Kommentar Prokon-Übernahme: Ein Symbol für die Energiewende
Für Energieversorger wie EnBW sind gestrauchelte Pioniere wie Prokon ein Ausweg. Denn lange haben sie das Thema erneuerbare Energien verschlafen.
S o ein Angebot gibt es nicht alle Tage: Da steht ein Paket mit gut 300 Windkraftanlagen zum Verkauf. Und das Beste daran: Sie sind bereits in Betrieb; man weiß also recht genau, wie viel Strom sie erzeugen, man kennt ihre Kostenstruktur. Die Risiken der Projektierung – man macht teure Wind- und Umweltgutachten und bekommt am Ende doch keine Genehmigung – gibt es nicht mehr.
Dass sich ein Unternehmen wie EnBW gern in ein solches gemachtes Nest setzt, liegt auf der Hand. Und womöglich haben auch andere große Spieler der Branche längst ihre Angebote eingereicht, verwundern würde es nicht. Denn für die etablierten Stromunternehmen sind solche gestrauchelten Pioniere ein willkommener Ausweg aus ihrer Misere: Jahrelang haben sie das Thema erneuerbare Energien verschlafen, haben stur auf Atomkraft und fossile Energien gesetzt – und brauchen nun dringend neue Standbeine. Immer wieder schlagen sie daher zu, wenn Ökostrom-Vorreiter in Schieflage geraten. So wie jüngst der rheinland-pfälzische Projektierer Juwi, den dann die Mannheimer MVV Energie AG mehrheitlich übernahm.
Einerseits ist es natürlich begrüßenswert, wenn Unternehmen der alten Energiewelt zunehmend den Wert der Erneuerbaren erkennen. Andererseits aber wächst die Gefahr, dass die Energiewende bald nicht mehr das Bürgerprojekt ist, als das sie begann, sondern nur noch ein schnödes Geschäftsmodell der Großen.

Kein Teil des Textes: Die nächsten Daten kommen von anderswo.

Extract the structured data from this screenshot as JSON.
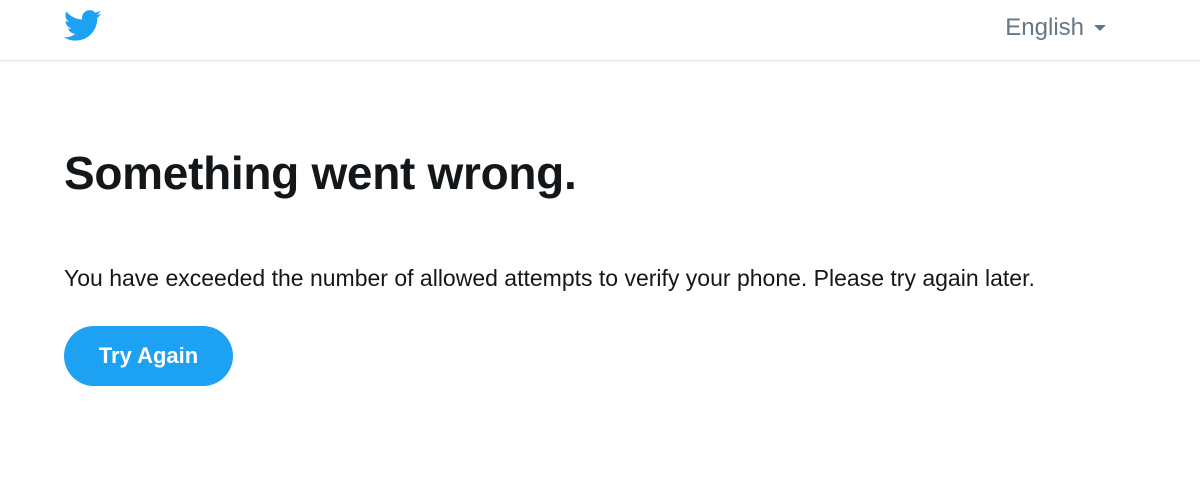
{
  "header": {
    "logo_icon": "twitter-bird-icon",
    "language": {
      "selected": "English",
      "icon": "caret-down-icon"
    }
  },
  "main": {
    "title": "Something went wrong.",
    "message": "You have exceeded the number of allowed attempts to verify your phone. Please try again later.",
    "button_label": "Try Again"
  },
  "colors": {
    "brand": "#1da1f2",
    "text": "#14171a",
    "muted": "#657786",
    "border": "#e1e8ed"
  }
}
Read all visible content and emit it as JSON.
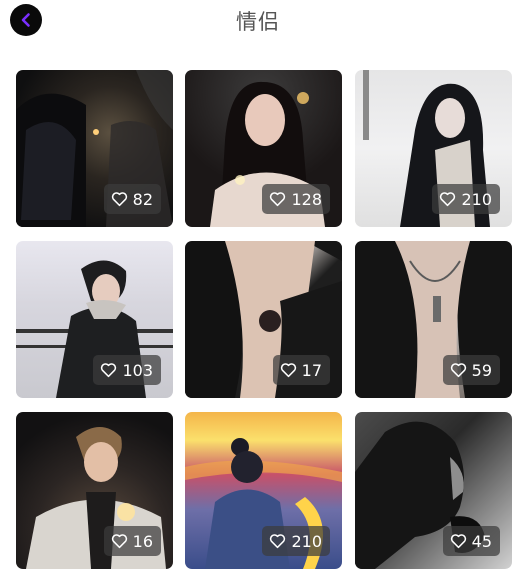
{
  "header": {
    "title": "情侣",
    "back_icon": "chevron-left-icon",
    "back_icon_color": "#7b2fff"
  },
  "gallery": {
    "items": [
      {
        "likes": "82"
      },
      {
        "likes": "128"
      },
      {
        "likes": "210"
      },
      {
        "likes": "103"
      },
      {
        "likes": "17"
      },
      {
        "likes": "59"
      },
      {
        "likes": "16"
      },
      {
        "likes": "210"
      },
      {
        "likes": "45"
      }
    ],
    "like_icon": "heart-outline-icon"
  }
}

Und deswegen werden die Gläubiger von Prokon im Sommer eine Entscheidung treffen, die zugleich von hoher Symbolkraft ist für die deutsche Energiewende: Trauen sich die Bürger weiterhin zu, die Energiewende mit Bürgerunternehmen selbst zu gestalten? Oder kapitulieren sie, weil sie im Falle von Prokon in die falschen Hände gerieten? Es wäre bedauerlich.